The study of 3,200 AI users in North America, Europe, and Asia-Pacific reveals a troubling “productivity paradox.” While 85% of employees report saving between one and seven hours weekly using AI tools, nearly 40% of that value evaporates through rework and misalignment. Only 14% of workers consistently achieve clear, positive outcomes from AI use.

The heaviest AI users face the steepest challenges. Nine in 10 daily users overwhelmingly believe the technology will help them succeed, yet 77% say they must review AI-generated work as carefully as human output, or more so.

“Organizations are capturing speed but losing outcomes,” the report concluding, highlighting a fundamental disconnect between AI adoption and business value.
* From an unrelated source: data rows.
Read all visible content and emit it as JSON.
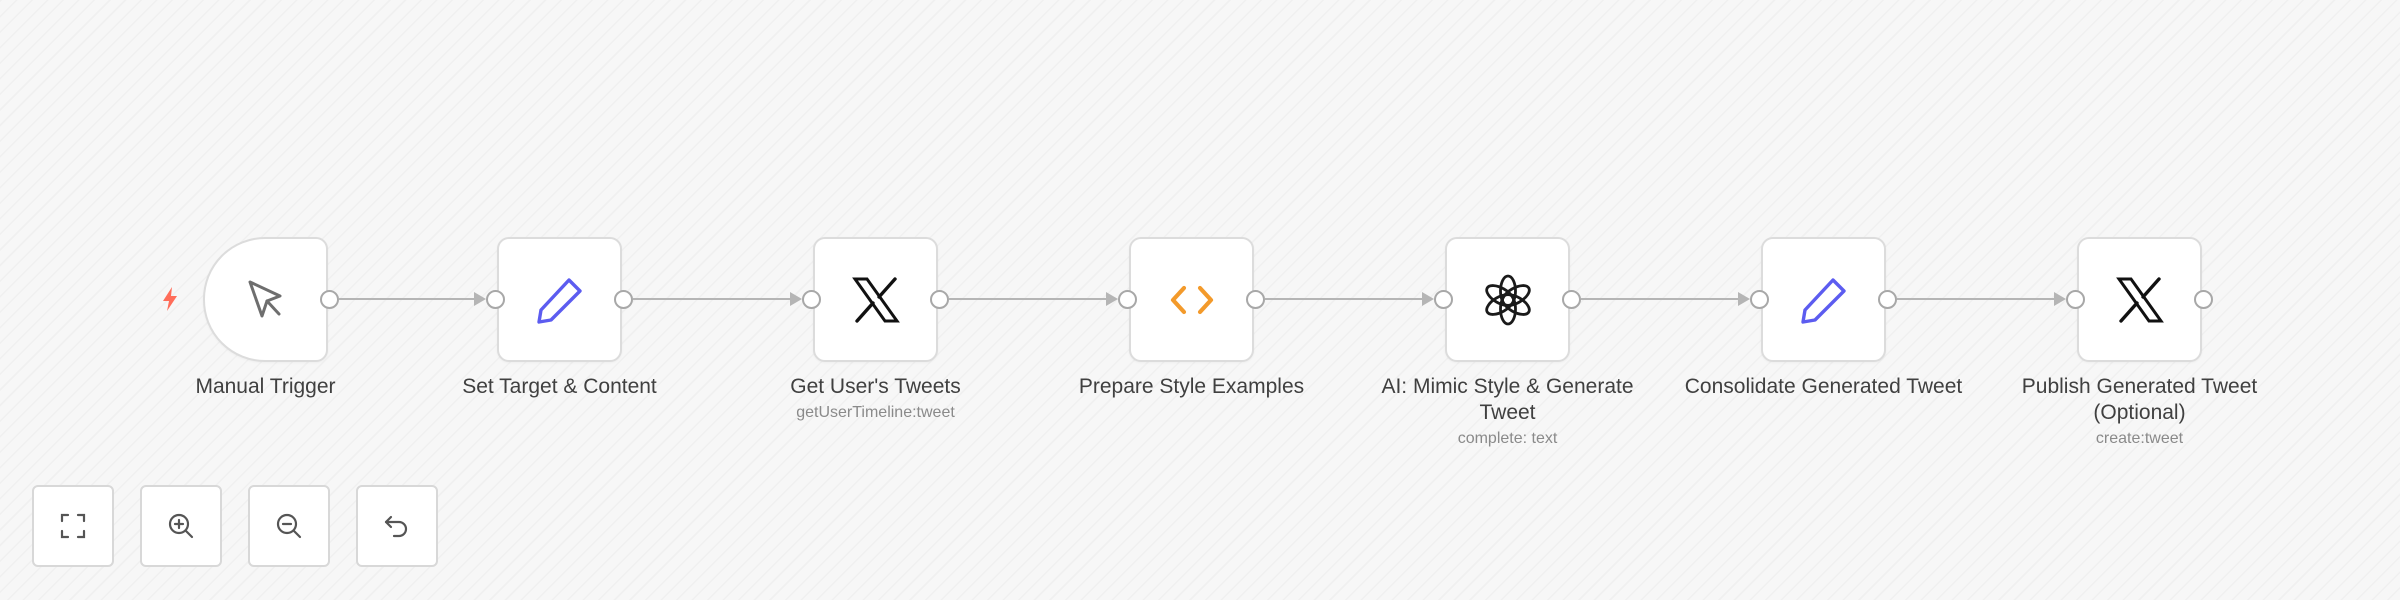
{
  "workflow": {
    "nodes": [
      {
        "id": "manual-trigger",
        "label": "Manual Trigger",
        "sublabel": "",
        "icon": "cursor-pointer-icon",
        "type": "trigger"
      },
      {
        "id": "set-target",
        "label": "Set Target & Content",
        "sublabel": "",
        "icon": "pencil-icon",
        "type": "set"
      },
      {
        "id": "get-tweets",
        "label": "Get User's Tweets",
        "sublabel": "getUserTimeline:tweet",
        "icon": "x-logo-icon",
        "type": "x"
      },
      {
        "id": "prepare-style",
        "label": "Prepare Style Examples",
        "sublabel": "",
        "icon": "code-brackets-icon",
        "type": "code"
      },
      {
        "id": "ai-mimic",
        "label": "AI: Mimic Style & Generate Tweet",
        "sublabel": "complete: text",
        "icon": "openai-logo-icon",
        "type": "openai"
      },
      {
        "id": "consolidate",
        "label": "Consolidate Generated Tweet",
        "sublabel": "",
        "icon": "pencil-icon",
        "type": "set"
      },
      {
        "id": "publish",
        "label": "Publish Generated Tweet (Optional)",
        "sublabel": "create:tweet",
        "icon": "x-logo-icon",
        "type": "x"
      }
    ],
    "trigger_badge_icon": "lightning-bolt-icon"
  },
  "controls": [
    {
      "id": "fit-view",
      "icon": "fit-view-icon"
    },
    {
      "id": "zoom-in",
      "icon": "zoom-in-icon"
    },
    {
      "id": "zoom-out",
      "icon": "zoom-out-icon"
    },
    {
      "id": "reset",
      "icon": "undo-icon"
    }
  ],
  "colors": {
    "accent_pencil": "#5c5cf0",
    "accent_code": "#f39a2b",
    "trigger_bolt": "#ff6d5a",
    "edge": "#b5b5b5",
    "node_border": "#dcdcdc",
    "label_text": "#404040",
    "sublabel_text": "#8a8a8a"
  }
}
Rather than freeing employees for high-impact work, reclaimed time increasingly goes toward correcting poor-quality AI output and reconciling conflicting guidance.

The problem stems partly from outdated workplace structures. Less than half of job roles have been updated to reflect AI capabilities, forcing employees to use 2025 technology within 2015 job descriptions. Workers struggle to reconcile faster output with unchanged expectations around accuracy, judgment, and risk management.
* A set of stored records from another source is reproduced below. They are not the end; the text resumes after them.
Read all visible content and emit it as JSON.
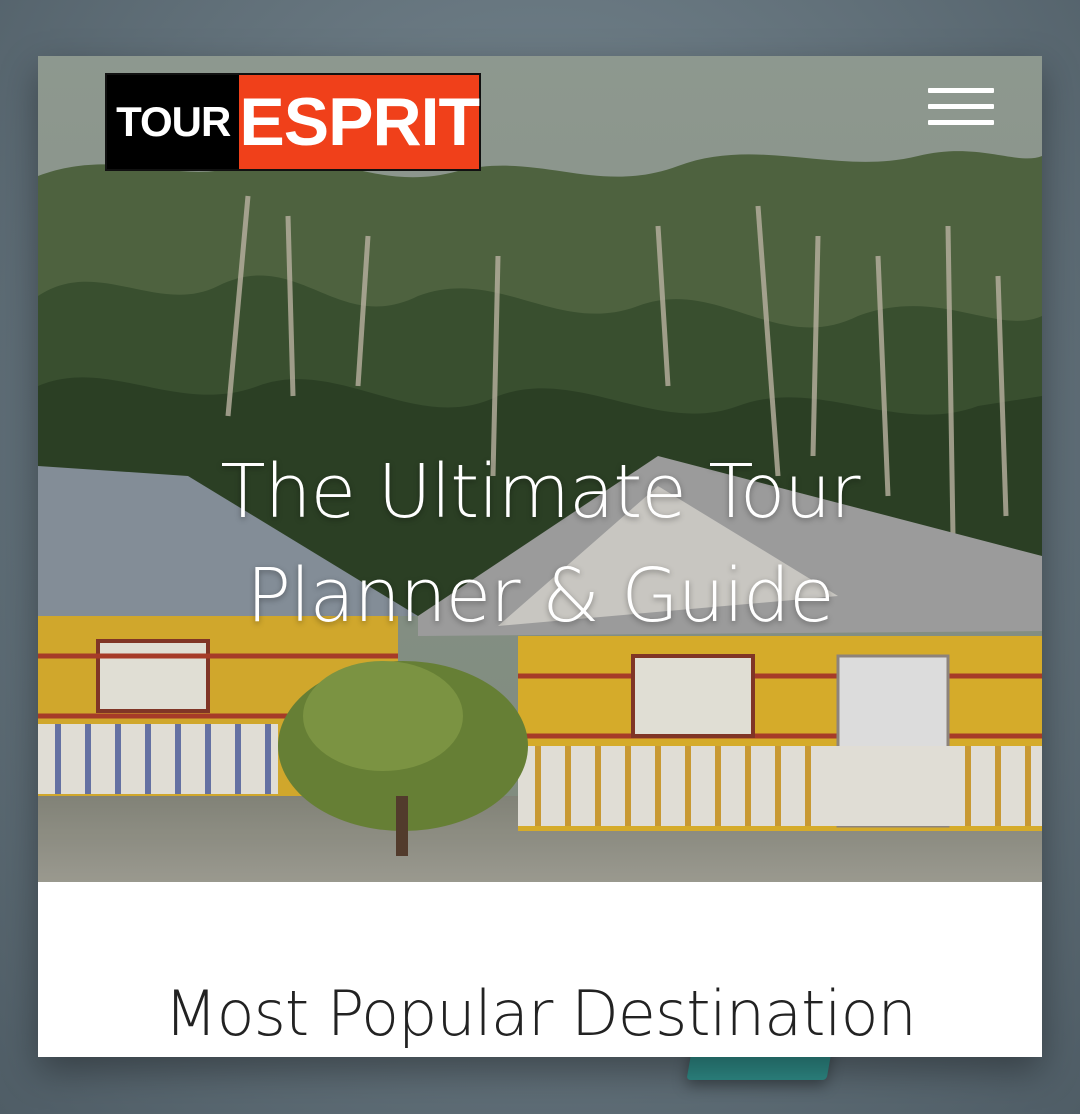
{
  "logo": {
    "word1": "TOUR",
    "word2": "ESPRIT",
    "word1_bg": "#000000",
    "word2_bg": "#f0401a"
  },
  "menu": {
    "icon": "hamburger-menu-icon"
  },
  "hero": {
    "title_line1": "The Ultimate Tour",
    "title_line2": "Planner & Guide",
    "image": "forest-cottages-photo"
  },
  "section": {
    "title": "Most Popular Destination"
  }
}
A training gap compounds the issue. While two-thirds of leaders cite skills development as a top priority, only 37% of employees experiencing the most rework report receiving adequate training, exposing a stark divide between leadership intentions and employee reality.

Perhaps most troubling is how organizations reinvest AI gains.

Despite four in five leaders acknowledging that workforce development is crucial, companies allocate a larger share of AI cost savings to technology (39%) than to people (30%). Time savings are more frequently absorbed by increased workloads (31%) rather than employee development and upskilling (26%).

“Real AI ROI comes from investing in the people — skills, roles, and decision-making — as much as the technology,” researchers said.

The study recommends three corrective actions: measuring productivity by outcomes rather than hours saved; redesigning roles specifically for AI collaboration instead of bolting technology onto existing structures; and explicitly authorizing employees to use saved time for learning and strategic thinking rather than simply adding more tasks.